EASA nezdinde siyasi bir iradeye ihtiyacımız var. Net olarak rest çekmek için elimizde çok güçlü olanaklar var. Geç kalınmış değil. Çin, karbon emisyonu konusunda direten Avrupa Birliği'ne rest çekmiş "Karbon emisyonu uygulamaya konulursa bir tane Airbus almam" demişti. Çin'in bu kararlı iradesi karşısında karbon emisyonu ile ilgili uygulama belirsiz bir tarihe ertelendi.
Elimizdeki güç şudur. Türk Hava Yolları ile Pegasus Havayolları çıkıp net açıklama yapmalılar. "Bütün Airbus siparişlerini iptal ediyoruz" şeklinde yapılacak olan bir açıklama EASA'da kısa sürede sonuç verecektir.
25 Mart 2013 tarihinde de "Lobi Zamanı" başlıklı yazımda buna işaret etmiştim. Avrupa'nın EASA marifetiyle bizi havacılık konusunda dışlamasına izin vermemek gerekir.
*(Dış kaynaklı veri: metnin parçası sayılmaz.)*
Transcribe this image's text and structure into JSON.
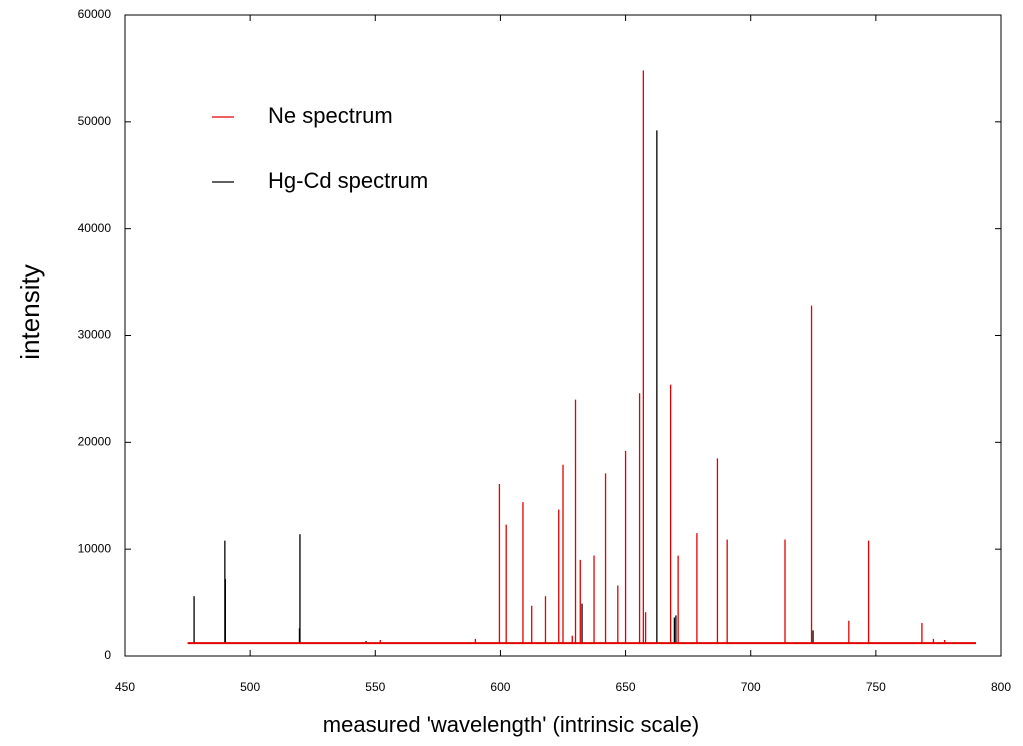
{
  "chart_data": {
    "type": "spectrum",
    "x_label": "measured 'wavelength' (intrinsic scale)",
    "y_label": "intensity",
    "xlim": [
      450,
      800
    ],
    "ylim": [
      0,
      60000
    ],
    "xticks": [
      450,
      500,
      550,
      600,
      650,
      700,
      750,
      800
    ],
    "yticks": [
      0,
      10000,
      20000,
      30000,
      40000,
      50000,
      60000
    ],
    "baseline": 1200,
    "baseline_range": [
      475,
      790
    ],
    "legend": "upper-left",
    "series": [
      {
        "name": "Ne spectrum",
        "color": "#e00000",
        "x": [
          552,
          590,
          599.6,
          602.3,
          609,
          612.5,
          618,
          623.3,
          625,
          628.7,
          630,
          631.9,
          637.4,
          642,
          646.9,
          650,
          655.6,
          657.1,
          658,
          668,
          671,
          678.5,
          686.7,
          690.6,
          713.7,
          724.3,
          739.2,
          747.1,
          768.4,
          773,
          777.5
        ],
        "values": [
          1500,
          1600,
          16100,
          12300,
          14400,
          4700,
          5600,
          13700,
          17900,
          1900,
          24000,
          9000,
          9400,
          17100,
          6600,
          19200,
          24600,
          54800,
          4100,
          25400,
          9400,
          11500,
          18500,
          10900,
          10900,
          32800,
          3300,
          10800,
          3100,
          1600,
          1500
        ]
      },
      {
        "name": "Hg-Cd spectrum",
        "color": "#000000",
        "x": [
          477.6,
          489.9,
          490.1,
          519.7,
          519.9,
          546.3,
          632.6,
          662.5,
          669.5,
          670.1,
          724.9
        ],
        "values": [
          5600,
          10800,
          7200,
          2600,
          11400,
          1400,
          4900,
          49200,
          3600,
          3800,
          2400
        ]
      }
    ]
  }
}
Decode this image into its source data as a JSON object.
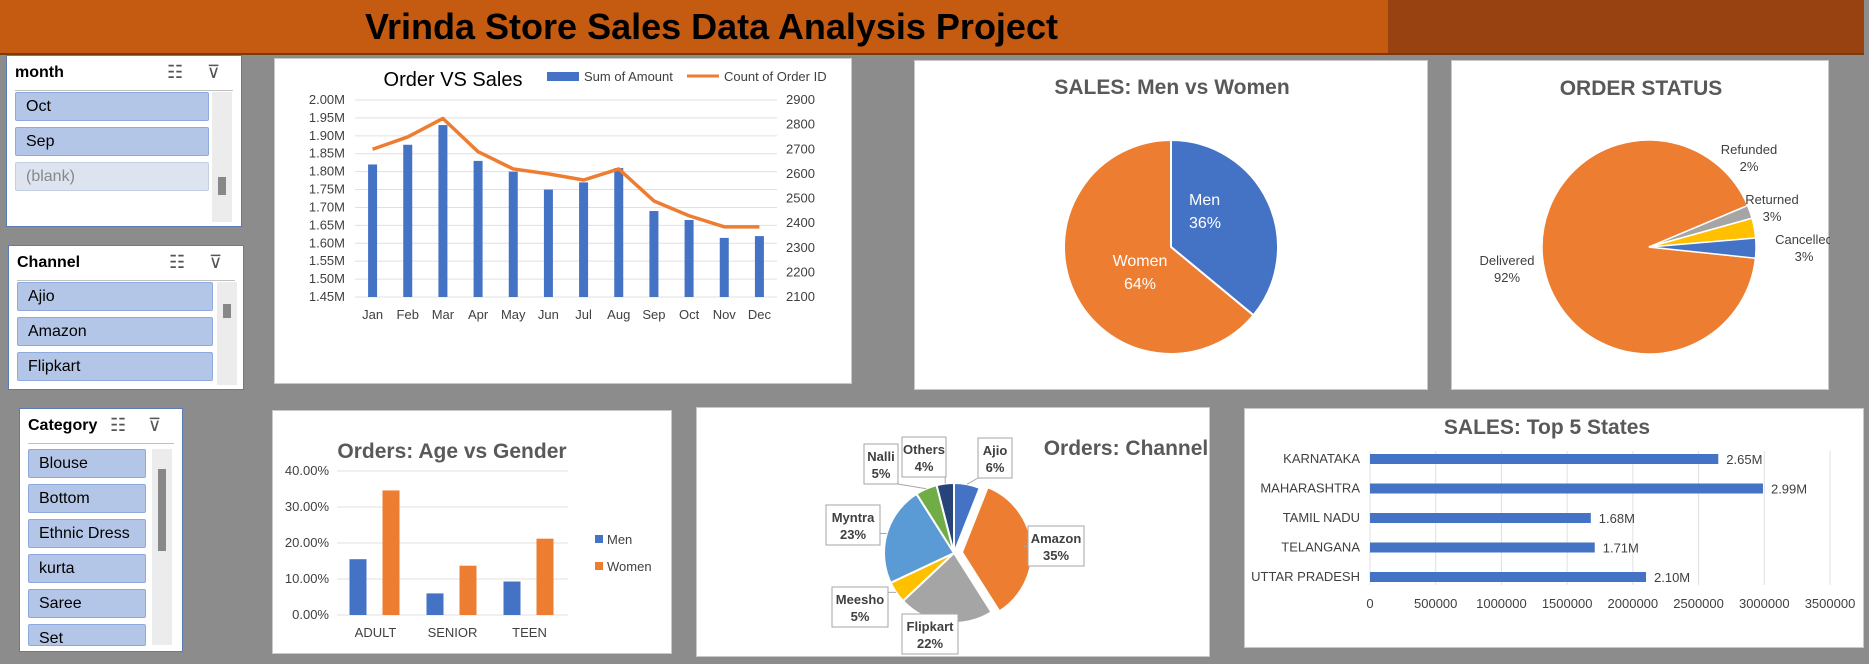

Elimizdeki gücün farkına varalım yeter.
Ulaştırma Bakanı Binali Yıldırım'a konu net bir şekilde aktarılmalı. Bu konuların Bakan Yıldırım'a net bir şekilde aktarıldığını düşünmüyorum.
EASA'nın teknisyen lisansları ve EASA ülkeleri hariç bakım yapılmaması baskılarının da bakana aktarılması halinde Bakan Yıldırım'ın tüm sektörü yanına alıp bir basın toplantısı ile EASA'ya Airbus üzerinden rest çekebileceğini düşünüyorum.
Avrupa'nın her şeyi pazarlık yaptığı bir çağda, elimizdeki kıymetleri neden kıymetlendirmiyoruz?